Grosses down about one-third from prior frame
Unlike the slow-burn aftereffects of a Hollywood strike, a Broadway work stoppage has instant box office repercussions.
The stagehands’ walkout, called at 10 a.m. Saturday, wiped out weekend perfs for the majority of shows on the boards, knocking the performance tally for most of those productions down to four or five for the week ending Nov. 11.
Taking into account estimated grosses for “Young Frankenstein,” the total Rialto cume went down about one-third from the prior frame, falling about $6 million to $12.5 million.
Those estimates are rough — particularly for shows with low advance sales, plus all those limited-run plays that recently began perfs — but it’s not quite the catastrophe that will be felt if the strike continues and wipes out all the coming week’s shows.
Powered by strong reviews, “Cyrano de Bergerac” ($518,554) proved the healthiest holdout among affected shows, managing to hold onto 78% of the prior week’s biz in a five-perf frame. With six shows, “The Farnsworth Invention” ($216,407) was down by a relatively minor $40,000.
“The Little Mermaid” ($375,925) actually climbed more than $100,000 — the previewing tuner played three perfs last week before the strike hit, versus the initial two perfs logged the previous frame.
Among the productions to pull in half as much (or less) as they had the prior sesh were “The Lion King” ($507,570), “Mamma Mia!” ($413,926), “The Color Purple” ($345,244), “Spring Awakening” ($288,368) and “Monty Python’s Spamalot” ($271,308).
Tuners “The Drowsy Chaperone” ($190,529), “A Chorus Line” ($187,879), “Les Miserables” ($183,853), “Dr. Seuss’ How the Grinch Stole Christmas” ($163,298), “Avenue Q” ($156,342) and “Rent” ($116,317) all fell below the $200,000 mark, as did some plays, including “A Bronx Tale” ($142,169).
Something of a silver lining came in boosted tallies for the eight productions still running, fueled by audience spillover from darkened shows.
“Mary Poppins” ($1,070,494), already poised for a strong weekend showing, went up about $220,000, and sales for “Xanadu” ($320,262) rose by half. “The 25th Annual Putnam County Spelling Bee” ($275,239) climbed by about 40%.
“Young Frankenstein” (estimated $1.44 million) played a full eight perfs, but nonetheless saw receipts fall off from the prior week due to comps from press nights and the Nov. 8 opening.
The non-profit plays, also unaffected by the shutdown, didn’t exactly burn up the box office, although “Pygmalion” ($300,214) pulled in 95% capacity auds. “The Ritz” ($296,209) and “Mauritius” ($222,865) each got a bump, but neither was major.

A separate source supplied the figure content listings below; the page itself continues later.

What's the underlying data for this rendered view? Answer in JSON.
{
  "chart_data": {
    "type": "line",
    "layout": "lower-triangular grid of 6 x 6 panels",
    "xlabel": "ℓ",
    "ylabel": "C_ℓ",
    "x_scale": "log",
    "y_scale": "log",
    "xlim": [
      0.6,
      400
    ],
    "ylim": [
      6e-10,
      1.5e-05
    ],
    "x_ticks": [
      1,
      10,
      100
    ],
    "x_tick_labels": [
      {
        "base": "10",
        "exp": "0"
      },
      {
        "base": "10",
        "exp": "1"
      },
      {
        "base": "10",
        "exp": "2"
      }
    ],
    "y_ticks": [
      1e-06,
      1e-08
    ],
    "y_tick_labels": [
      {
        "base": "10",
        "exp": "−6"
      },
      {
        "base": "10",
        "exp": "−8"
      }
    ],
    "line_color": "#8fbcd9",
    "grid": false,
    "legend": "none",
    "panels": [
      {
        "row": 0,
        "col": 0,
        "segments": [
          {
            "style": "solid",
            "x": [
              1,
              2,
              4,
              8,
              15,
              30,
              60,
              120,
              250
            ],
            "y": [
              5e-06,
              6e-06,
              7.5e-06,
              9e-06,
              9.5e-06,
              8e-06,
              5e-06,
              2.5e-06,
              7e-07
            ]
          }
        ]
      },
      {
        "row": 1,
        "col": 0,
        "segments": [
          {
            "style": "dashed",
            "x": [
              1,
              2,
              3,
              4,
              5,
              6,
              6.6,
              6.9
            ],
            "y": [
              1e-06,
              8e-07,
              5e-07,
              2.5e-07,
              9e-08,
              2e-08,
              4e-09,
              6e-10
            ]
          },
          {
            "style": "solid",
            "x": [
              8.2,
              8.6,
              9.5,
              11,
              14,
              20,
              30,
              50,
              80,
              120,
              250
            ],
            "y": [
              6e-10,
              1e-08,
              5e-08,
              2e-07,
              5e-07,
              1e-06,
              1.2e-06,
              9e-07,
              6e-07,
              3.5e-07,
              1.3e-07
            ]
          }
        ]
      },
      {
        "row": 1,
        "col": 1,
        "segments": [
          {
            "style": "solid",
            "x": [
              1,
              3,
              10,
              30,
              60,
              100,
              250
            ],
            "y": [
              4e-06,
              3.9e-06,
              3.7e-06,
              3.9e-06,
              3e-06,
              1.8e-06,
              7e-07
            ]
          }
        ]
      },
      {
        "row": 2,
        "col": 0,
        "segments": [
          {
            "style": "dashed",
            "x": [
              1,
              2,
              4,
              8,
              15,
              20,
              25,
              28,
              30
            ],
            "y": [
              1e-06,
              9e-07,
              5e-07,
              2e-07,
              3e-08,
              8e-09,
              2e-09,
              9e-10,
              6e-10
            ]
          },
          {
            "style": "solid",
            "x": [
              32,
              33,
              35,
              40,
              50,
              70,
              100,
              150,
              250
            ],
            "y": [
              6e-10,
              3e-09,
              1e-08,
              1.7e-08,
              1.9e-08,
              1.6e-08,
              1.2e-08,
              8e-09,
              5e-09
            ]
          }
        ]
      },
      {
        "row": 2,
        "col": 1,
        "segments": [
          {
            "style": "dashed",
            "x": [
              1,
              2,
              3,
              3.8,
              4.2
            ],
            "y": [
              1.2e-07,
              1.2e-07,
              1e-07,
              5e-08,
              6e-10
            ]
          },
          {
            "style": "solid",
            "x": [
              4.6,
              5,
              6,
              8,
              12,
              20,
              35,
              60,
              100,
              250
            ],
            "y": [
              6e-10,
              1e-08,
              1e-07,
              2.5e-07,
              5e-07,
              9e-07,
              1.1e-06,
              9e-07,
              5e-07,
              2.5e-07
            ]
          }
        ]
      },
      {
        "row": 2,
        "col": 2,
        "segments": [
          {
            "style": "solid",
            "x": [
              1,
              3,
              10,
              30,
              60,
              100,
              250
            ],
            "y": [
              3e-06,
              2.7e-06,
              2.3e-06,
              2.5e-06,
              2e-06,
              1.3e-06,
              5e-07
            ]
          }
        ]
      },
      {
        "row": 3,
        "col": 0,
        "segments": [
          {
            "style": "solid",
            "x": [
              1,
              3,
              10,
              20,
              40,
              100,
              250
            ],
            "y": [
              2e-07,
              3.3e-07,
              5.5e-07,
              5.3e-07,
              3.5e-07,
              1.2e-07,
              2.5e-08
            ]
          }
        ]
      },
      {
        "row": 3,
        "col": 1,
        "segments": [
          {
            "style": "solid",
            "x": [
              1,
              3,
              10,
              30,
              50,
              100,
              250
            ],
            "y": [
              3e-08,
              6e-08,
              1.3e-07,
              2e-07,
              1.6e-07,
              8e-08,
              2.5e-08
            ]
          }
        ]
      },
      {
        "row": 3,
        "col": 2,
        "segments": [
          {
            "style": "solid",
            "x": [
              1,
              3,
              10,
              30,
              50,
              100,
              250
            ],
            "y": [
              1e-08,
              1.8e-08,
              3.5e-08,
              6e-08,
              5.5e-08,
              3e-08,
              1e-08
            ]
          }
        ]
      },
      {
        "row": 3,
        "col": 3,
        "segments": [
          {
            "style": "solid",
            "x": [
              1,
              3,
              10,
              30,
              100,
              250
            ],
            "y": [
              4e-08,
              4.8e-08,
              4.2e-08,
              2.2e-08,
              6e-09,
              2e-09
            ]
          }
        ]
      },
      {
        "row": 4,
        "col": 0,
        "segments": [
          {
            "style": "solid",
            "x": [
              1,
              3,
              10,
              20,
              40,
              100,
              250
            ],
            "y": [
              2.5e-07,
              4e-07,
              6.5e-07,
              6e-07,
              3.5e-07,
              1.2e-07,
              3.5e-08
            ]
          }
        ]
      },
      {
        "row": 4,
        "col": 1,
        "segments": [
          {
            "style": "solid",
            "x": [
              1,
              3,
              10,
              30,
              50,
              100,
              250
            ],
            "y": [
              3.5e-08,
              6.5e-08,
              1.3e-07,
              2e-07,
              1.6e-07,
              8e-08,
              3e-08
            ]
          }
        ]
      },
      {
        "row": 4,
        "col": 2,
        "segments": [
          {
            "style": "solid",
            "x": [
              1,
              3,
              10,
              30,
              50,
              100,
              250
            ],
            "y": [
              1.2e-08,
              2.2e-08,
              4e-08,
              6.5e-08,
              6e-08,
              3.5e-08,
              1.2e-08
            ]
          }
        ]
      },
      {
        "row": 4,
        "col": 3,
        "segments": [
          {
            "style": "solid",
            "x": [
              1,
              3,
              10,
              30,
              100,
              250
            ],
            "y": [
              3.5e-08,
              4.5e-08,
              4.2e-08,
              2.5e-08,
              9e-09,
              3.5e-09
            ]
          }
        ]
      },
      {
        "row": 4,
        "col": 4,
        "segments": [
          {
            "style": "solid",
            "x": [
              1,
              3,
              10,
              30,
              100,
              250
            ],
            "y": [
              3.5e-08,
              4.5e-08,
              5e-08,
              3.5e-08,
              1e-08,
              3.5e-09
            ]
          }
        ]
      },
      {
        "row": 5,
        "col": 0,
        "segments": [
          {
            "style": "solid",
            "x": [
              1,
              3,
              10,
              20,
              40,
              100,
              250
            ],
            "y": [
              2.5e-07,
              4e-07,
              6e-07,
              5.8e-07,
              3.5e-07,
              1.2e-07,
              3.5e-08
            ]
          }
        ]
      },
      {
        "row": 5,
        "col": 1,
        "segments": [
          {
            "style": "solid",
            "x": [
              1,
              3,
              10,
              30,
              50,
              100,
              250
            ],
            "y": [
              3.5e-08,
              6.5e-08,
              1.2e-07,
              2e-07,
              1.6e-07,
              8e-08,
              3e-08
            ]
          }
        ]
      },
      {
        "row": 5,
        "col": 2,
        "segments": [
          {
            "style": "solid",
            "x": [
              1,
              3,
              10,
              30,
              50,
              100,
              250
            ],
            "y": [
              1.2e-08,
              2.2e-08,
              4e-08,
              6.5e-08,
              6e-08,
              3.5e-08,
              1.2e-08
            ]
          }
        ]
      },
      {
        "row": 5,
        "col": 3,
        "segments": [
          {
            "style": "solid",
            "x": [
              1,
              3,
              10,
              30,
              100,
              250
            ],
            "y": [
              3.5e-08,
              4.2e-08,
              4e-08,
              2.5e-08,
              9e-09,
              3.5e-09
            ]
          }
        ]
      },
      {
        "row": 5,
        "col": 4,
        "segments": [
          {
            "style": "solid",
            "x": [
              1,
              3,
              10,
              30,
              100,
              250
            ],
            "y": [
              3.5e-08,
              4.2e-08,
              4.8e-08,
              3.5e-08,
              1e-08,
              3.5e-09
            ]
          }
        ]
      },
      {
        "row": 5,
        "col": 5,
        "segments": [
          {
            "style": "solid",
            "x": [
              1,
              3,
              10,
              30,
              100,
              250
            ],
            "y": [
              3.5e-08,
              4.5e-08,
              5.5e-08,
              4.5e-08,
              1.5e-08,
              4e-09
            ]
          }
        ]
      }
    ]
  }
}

“Cymbeline” ($231,017) went from four perfs the prior week to eight, thereby more than doubling it receipts.
Meanwhile, legiters, worried over the acrimonious tone set by producers and stagehands over the weekend, speculated about how long a strike would last, while the League of American Theaters and Producers postponed its upcoming national conference until the labor dispute is resolved.